On the Election of Donald Trump: An Open Letter to my Family
Dear Mom and Dad,
Let me begin by saying that I am deeply saddened by the political divide that stands between us. Mom, you were the first person to whom I ever felt close, the first person I ever loved. Throughout my childhood you had a deep wellspring of affection for me and for my brother, and you had a wonderful, playful sense of humor. You were like a force of nature to me — like a fiercely protective lion who sheltered her cubs at all cost. I admired you and sought your affirmation quite desperately. I loved you then — and I still love you very much now. I have wonderful memories of our time together, of the vacations, the trailer, the long car trips, the visits to Steve the barber, the trips to the mall that always involved bookstores, the amazing food, the New York style pizza, which you had an uncanny knack for finding even in the far corners of the South. You weren’t just a good Mom, you were a brilliant one. I had a very happy childhood, and I believe that my brother did, too.
From Dad I learned enthusiasm. I learned to lose myself in the books, movies, and ideas that I loved. He gave me the gift of slapstick comedy, of James Bond, and of science fiction. I suppose what I’ve always admired most about you, Dad, is your ability to enjoy things that other people like. When I say something like: “hey, you’d love the new Captain America movie,” or “You should read Michael Chabon’s Kavalier and Clay,” your response is: “cool! This is something new for me to enjoy!” You were a cheerleader and an enthusiast, and I had fun with you.

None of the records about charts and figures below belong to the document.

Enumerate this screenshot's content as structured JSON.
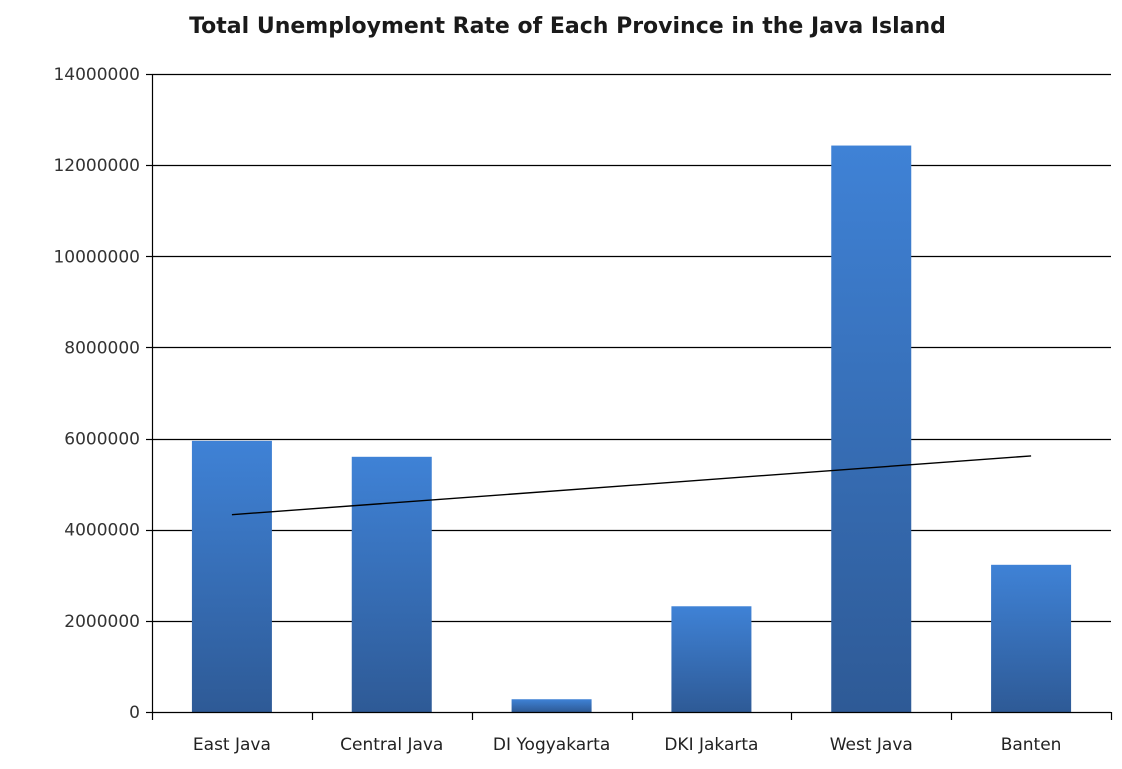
{
  "chart_data": {
    "type": "bar",
    "title": "Total Unemployment Rate of Each Province in the Java Island",
    "xlabel": "",
    "ylabel": "",
    "categories": [
      "East Java",
      "Central Java",
      "DI Yogyakarta",
      "DKI Jakarta",
      "West Java",
      "Banten"
    ],
    "values": [
      5950000,
      5600000,
      280000,
      2320000,
      12430000,
      3230000
    ],
    "ylim": [
      0,
      14000000
    ],
    "yticks": [
      "0",
      "2000000",
      "4000000",
      "6000000",
      "8000000",
      "10000000",
      "12000000",
      "14000000"
    ],
    "ytick_values": [
      0,
      2000000,
      4000000,
      6000000,
      8000000,
      10000000,
      12000000,
      14000000
    ],
    "trendline": {
      "type": "linear",
      "start": 4330000,
      "end": 5620000
    },
    "grid": true,
    "legend": "none",
    "colors": {
      "bar_top": "#3f82d6",
      "bar_bottom": "#2e5a96",
      "grid": "#000000",
      "trend": "#000000"
    }
  }
}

Mom, like you, I have a very strong emotional response to politicians who say or do things that I find inhumane or unethical. But I’ve come to recognize that if I say nasty things on Facebook or social media or on text or in a crowd, I will hurt other people, some of whom I love, and I will invite the wrath of those with whom I disagree. Outrage online has helped to divide our country. You might not have liked Gore Vidal and I might not have agreed with — say — George Will — but when they spoke to the public or to each other, at least they had been vetted. They spoke with a modicum of respect and decorum. They had viable arguments. They were people who engaged in arguments in a civil, humane fashion. Today, liberals, conservatives, and truly extreme right-wing fanatics spew too much rage and bile online. There can be no conversation, no dialogue, no compromise, and no real democracy when people are shouting at each other, hating each other, refusing to show the other side any respect. A civil society requires civility. Allow me to paraphrase the gandaddy of conservative thought, Edmund Burke: For us to truly love our country, our country must first be lovely. It doesn’t seem lovely to me right now. It seems quite ugly, and its incivility has never been more distasteful to me.
I believe that democracy requires listening and learning as much as it requires strong opinions. I’m as guilty of violating this principle as anyone, of course. I overstate things and overreact. Frankly, I really don’t want to inhabit a world that defines itself in the negative, a world that says “I’m not really sure what I stand for — but I hate that man/woman because s/he’s not like me or doesn’t share my beliefs.” I feel like the current divisiveness of American politics makes it nearly impossible for us to enjoy being together. I have always loved spending time with you guys and sharing my family’s life with you.
The fact is, I love you both very much. You were my entire world when I was growing up. I have great memories of being with you and I hope to make more, but the world seems like a bleak, angry, divided, hateful space right now. I will have to spend a lot of my time and energy working to fight against that hate and that anger. I hope that you will, as well.